Michael Finkel is a journalist who has reported from more than 50 countries and written for such publications as National Geographic, Rolling Stone, The Atlantic, and the New York Times Magazine, just to name a few. His “reporting” in this nonfiction bio-book is stellar and in a more story-telling style than something that may have been penned for Vanity Fair or Esquire (which he has also written for).
The story begins with the arrest of Christopher Knight after being caught stealing food from a summer camp refrigerator in the North Pond community near Albion, Maine. We follow Knight, step by step on his trek through the woods from his encampment into the mess hall for the summer camp. We can practically hear his heart beating from Finkel’s descriptive prose. Knight is caught in the act and is taken to the local jail by the police for questioning and for booking of multiple breaking and entering charges, which as it turns out, covers a period of 27 years.
The rest of the book is a flashback covering the 27 years that Christopher Knight has been living in a tent encampment completely off the grid where he has not spoken to or interacted with any human beings during the course of all these years. This fact alone is practically beyond belief. As someone who lived for four years off the grid, my reaction to this story is, again, “you can’t make this stuff up.”
And Finkel isn’t making anything up in The Stranger in the Woods, as the entire book is based on his lengthy interview sessions with Knight both during his custody in jail and afterwards. So, in a sense, even though the book isn’t written in the first person, this book is autobiographical, an as-told-to account of Christopher Knight’s life and lifestyle for those extraordinary 27 years.
How does one explain the fact of having lived alone in total isolation for 27 years?
Finkel writes, “Knight thinks of himself both as a common criminal and as a Nietzschean Ubermensch — a superman, subject to no one else’s rules, a master of self-discipline capable of transcending the vapidity of life. His only real relationship being between himself and the forest.” In his early twenties, Knight decided he’d seen enough of and lived long enough in the world of humans and their communities, drove his car from Portland up the coast of Maine to the Albion woods, parked the car at the end of a dirt road and started hiking with nothing more than what he could fit into his backpack. He found an isolated spot deep in the woods and set up camp. And here he remained for 27 years.
When asked by Finkel why he decided to do this, Knight explained that he left the modern world because the world was not made to accommodate people like him. “He was never happy in his youth,” writes Finkel, “not in high school, not with a job, not being around other people. There was no place for him, and instead of suffering further, he escaped. It wasn’t so much a protest as a quest; he was like a refugee from the human race. The forest offered him shelter.”
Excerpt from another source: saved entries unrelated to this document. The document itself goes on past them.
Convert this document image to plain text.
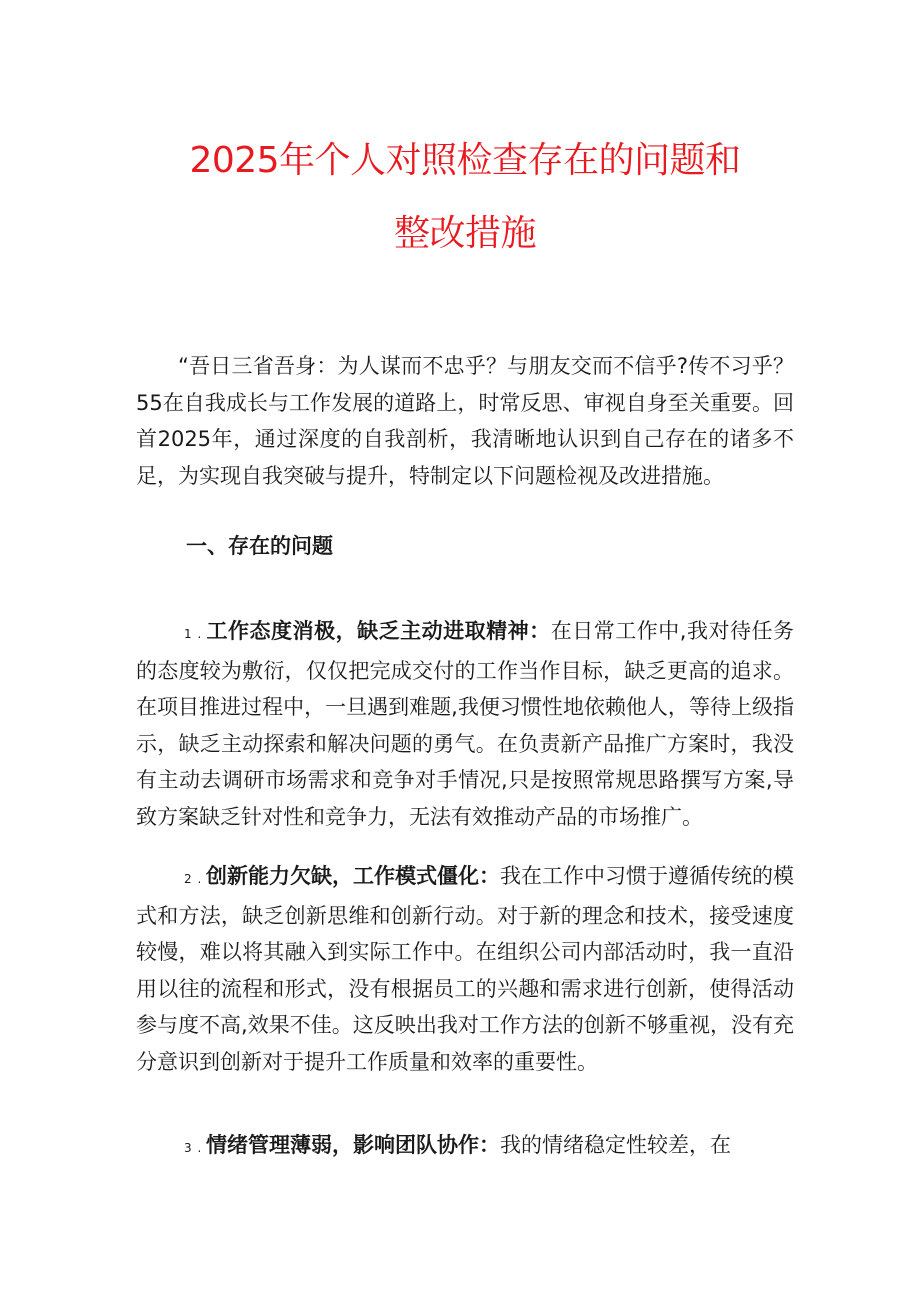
2025年个人对照检查存在的问题和
整改措施

“吾日三省吾身：为人谋而不忠乎？与朋友交而不信乎?传不习乎？55在自我成长与工作发展的道路上，时常反思、审视自身至关重要。回首2025年，通过深度的自我剖析，我清晰地认识到自己存在的诸多不足，为实现自我突破与提升，特制定以下问题检视及改进措施。

一、存在的问题

1 . 工作态度消极，缺乏主动进取精神：在日常工作中,我对待任务的态度较为敷衍，仅仅把完成交付的工作当作目标，缺乏更高的追求。在项目推进过程中，一旦遇到难题,我便习惯性地依赖他人，等待上级指示，缺乏主动探索和解决问题的勇气。在负责新产品推广方案时，我没有主动去调研市场需求和竞争对手情况,只是按照常规思路撰写方案,导致方案缺乏针对性和竞争力，无法有效推动产品的市场推广。

2 . 创新能力欠缺，工作模式僵化：我在工作中习惯于遵循传统的模式和方法，缺乏创新思维和创新行动。对于新的理念和技术，接受速度较慢，难以将其融入到实际工作中。在组织公司内部活动时，我一直沿用以往的流程和形式，没有根据员工的兴趣和需求进行创新，使得活动参与度不高,效果不佳。这反映出我对工作方法的创新不够重视，没有充分意识到创新对于提升工作质量和效率的重要性。

3 . 情绪管理薄弱，影响团队协作：我的情绪稳定性较差，在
So, how did Christopher Knight survive in the woods as a solitary and with no practical survival skills or knowledge? He read books that he pilfered from the summer cabins around North Pond — hundreds of them. And he stole food and supplies from these same cabins and from the summer camp kitchens that were located in that same general vicinity. Finkel’s writing about Knight’s descriptions of his forays on a monthly basis to different uninhabited locations in search of food and equipment that would aid him in his struggle for survival are like we, as readers, are also part of the team that is breaking and entering into the structure(s) alongside Knight. We witness his every move. His every thought. His reveries and frustrations of discovery and in coming up short.
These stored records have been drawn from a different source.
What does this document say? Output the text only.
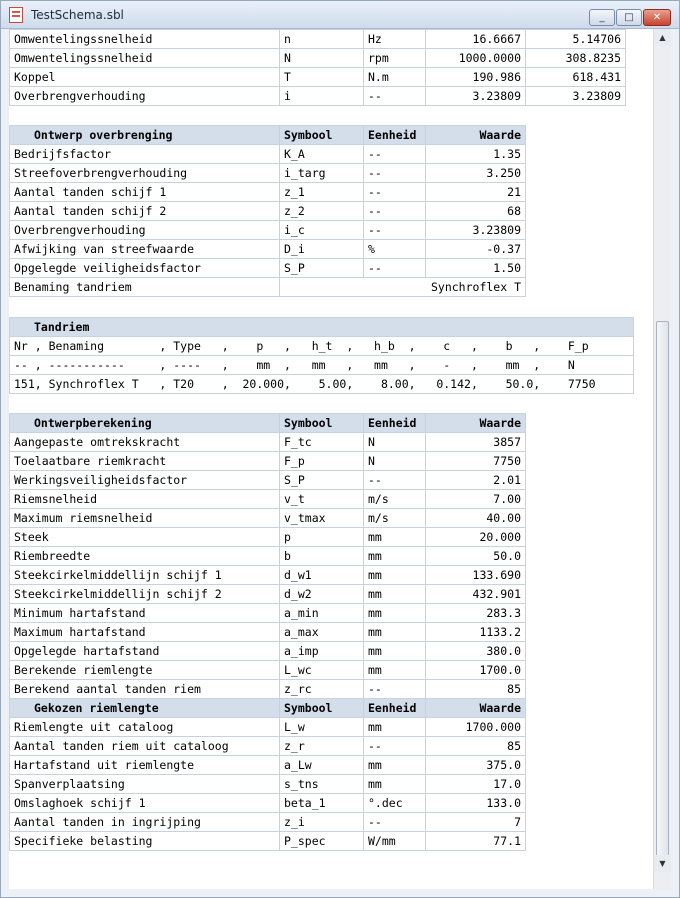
TestSchema.sbl	_	□	✕
Omwentelingssnelheid	n	Hz	16.6667	5.14706
Omwentelingssnelheid	N	rpm	1000.0000	308.8235
Koppel	T	N.m	190.986	618.431
Overbrengverhouding	i	--	3.23809	3.23809
Ontwerp overbrenging	Symbool	Eenheid	Waarde
Bedrijfsfactor	K_A	--	1.35
Streefoverbrengverhouding	i_targ	--	3.250
Aantal tanden schijf 1	z_1	--	21
Aantal tanden schijf 2	z_2	--	68
Overbrengverhouding	i_c	--	3.23809
Afwijking van streefwaarde	D_i	%	-0.37
Opgelegde veiligheidsfactor	S_P	--	1.50
Benaming tandriem	Synchroflex T		
Tandriem
Nr , Benaming        , Type   ,    p   ,   h_t  ,   h_b  ,    c   ,    b   ,    F_p
-- , -----------     , ----   ,    mm  ,   mm   ,   mm   ,    -   ,    mm  ,    N
151, Synchroflex T   , T20    ,  20.000,    5.00,    8.00,   0.142,    50.0,    7750
Ontwerpberekening	Symbool	Eenheid	Waarde
Aangepaste omtrekskracht	F_tc	N	3857
Toelaatbare riemkracht	F_p	N	7750
Werkingsveiligheidsfactor	S_P	--	2.01
Riemsnelheid	v_t	m/s	7.00
Maximum riemsnelheid	v_tmax	m/s	40.00
Steek	p	mm	20.000
Riembreedte	b	mm	50.0
Steekcirkelmiddellijn schijf 1	d_w1	mm	133.690
Steekcirkelmiddellijn schijf 2	d_w2	mm	432.901
Minimum hartafstand	a_min	mm	283.3
Maximum hartafstand	a_max	mm	1133.2
Opgelegde hartafstand	a_imp	mm	380.0
Berekende riemlengte	L_wc	mm	1700.0
Berekend aantal tanden riem	z_rc	--	85
Gekozen riemlengte	Symbool	Eenheid	Waarde
Riemlengte uit cataloog	L_w	mm	1700.000
Aantal tanden riem uit cataloog	z_r	--	85
Hartafstand uit riemlengte	a_Lw	mm	375.0
Spanverplaatsing	s_tns	mm	17.0
Omslaghoek schijf 1	beta_1	°.dec	133.0
Aantal tanden in ingrijping	z_i	--	7
Specifieke belasting	P_spec	W/mm	77.1
▲
▼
For the major part of this book we are living with Knight as the hermit, and it is not until the end of the book that we get to know him intimately and from a psychological perspective, as he shares his inner-most thoughts and beliefs in a few surprising conversations that they had during Finkel’s final meetings with the hermit after his brief incarceration and release from jail — including a couple chapters devoted to the social and psychological ideas of isolation and solitude.
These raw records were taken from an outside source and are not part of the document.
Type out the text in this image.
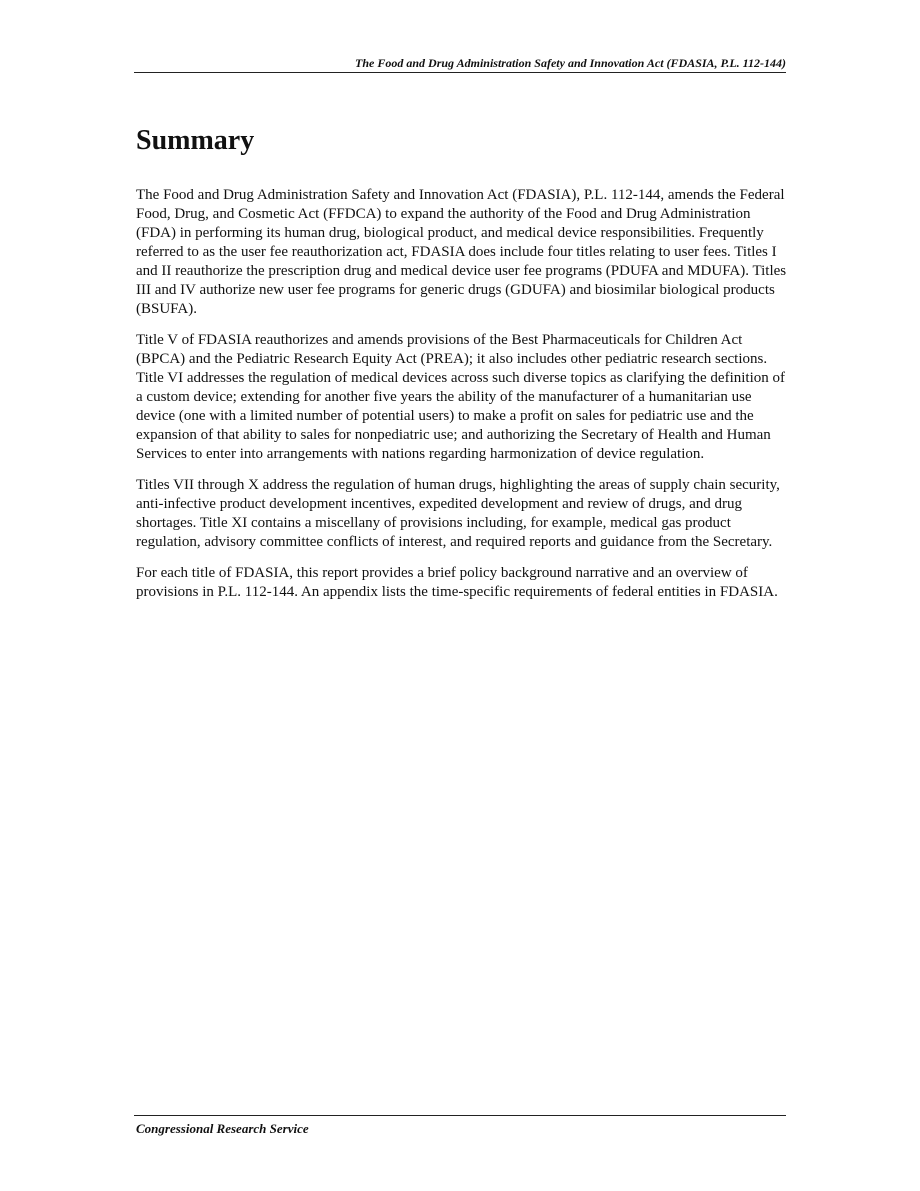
The Food and Drug Administration Safety and Innovation Act (FDASIA, P.L. 112-144)
Summary

The Food and Drug Administration Safety and Innovation Act (FDASIA), P.L. 112-144, amends the Federal Food, Drug, and Cosmetic Act (FFDCA) to expand the authority of the Food and Drug Administration (FDA) in performing its human drug, biological product, and medical device responsibilities. Frequently referred to as the user fee reauthorization act, FDASIA does include four titles relating to user fees. Titles I and II reauthorize the prescription drug and medical device user fee programs (PDUFA and MDUFA). Titles III and IV authorize new user fee programs for generic drugs (GDUFA) and biosimilar biological products (BSUFA).

Title V of FDASIA reauthorizes and amends provisions of the Best Pharmaceuticals for Children Act (BPCA) and the Pediatric Research Equity Act (PREA); it also includes other pediatric research sections. Title VI addresses the regulation of medical devices across such diverse topics as clarifying the definition of a custom device; extending for another five years the ability of the manufacturer of a humanitarian use device (one with a limited number of potential users) to make a profit on sales for pediatric use and the expansion of that ability to sales for nonpediatric use; and authorizing the Secretary of Health and Human Services to enter into arrangements with nations regarding harmonization of device regulation.

Titles VII through X address the regulation of human drugs, highlighting the areas of supply chain security, anti-infective product development incentives, expedited development and review of drugs, and drug shortages. Title XI contains a miscellany of provisions including, for example, medical gas product regulation, advisory committee conflicts of interest, and required reports and guidance from the Secretary.

For each title of FDASIA, this report provides a brief policy background narrative and an overview of provisions in P.L. 112-144. An appendix lists the time-specific requirements of federal entities in FDASIA.

Congressional Research Service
Finkel quotes a recent University of Virginia study that found that 25 percent of people questioned would rather subject themselves to electric shocks than to do nothing but sit quietly with their thoughts for 15 minutes. Or, as Knight explained to Finkel after quoting from authors such as Thomas Merton, Ranier Maria Rilke, Ralph Waldo Emerson, Lord Byron, Edward Abbey, the Tao Te Ching and Jack Kerouac from the reading he had done over the years, “The dividing line between myself and the forest seemed to dissolve. My isolation felt more like a communion. My desires dropped away. I didn’t long for anything. I didn’t even have a name. You’re just there. You are. To put it romantically, I was completely free.”
Much as I’ve been asked over the years if I was ever lonely during my four years alone in the woods, my response was the same as Knight’s to this question. “I was never lonely,” he said. “If you like solitude you are never alone.”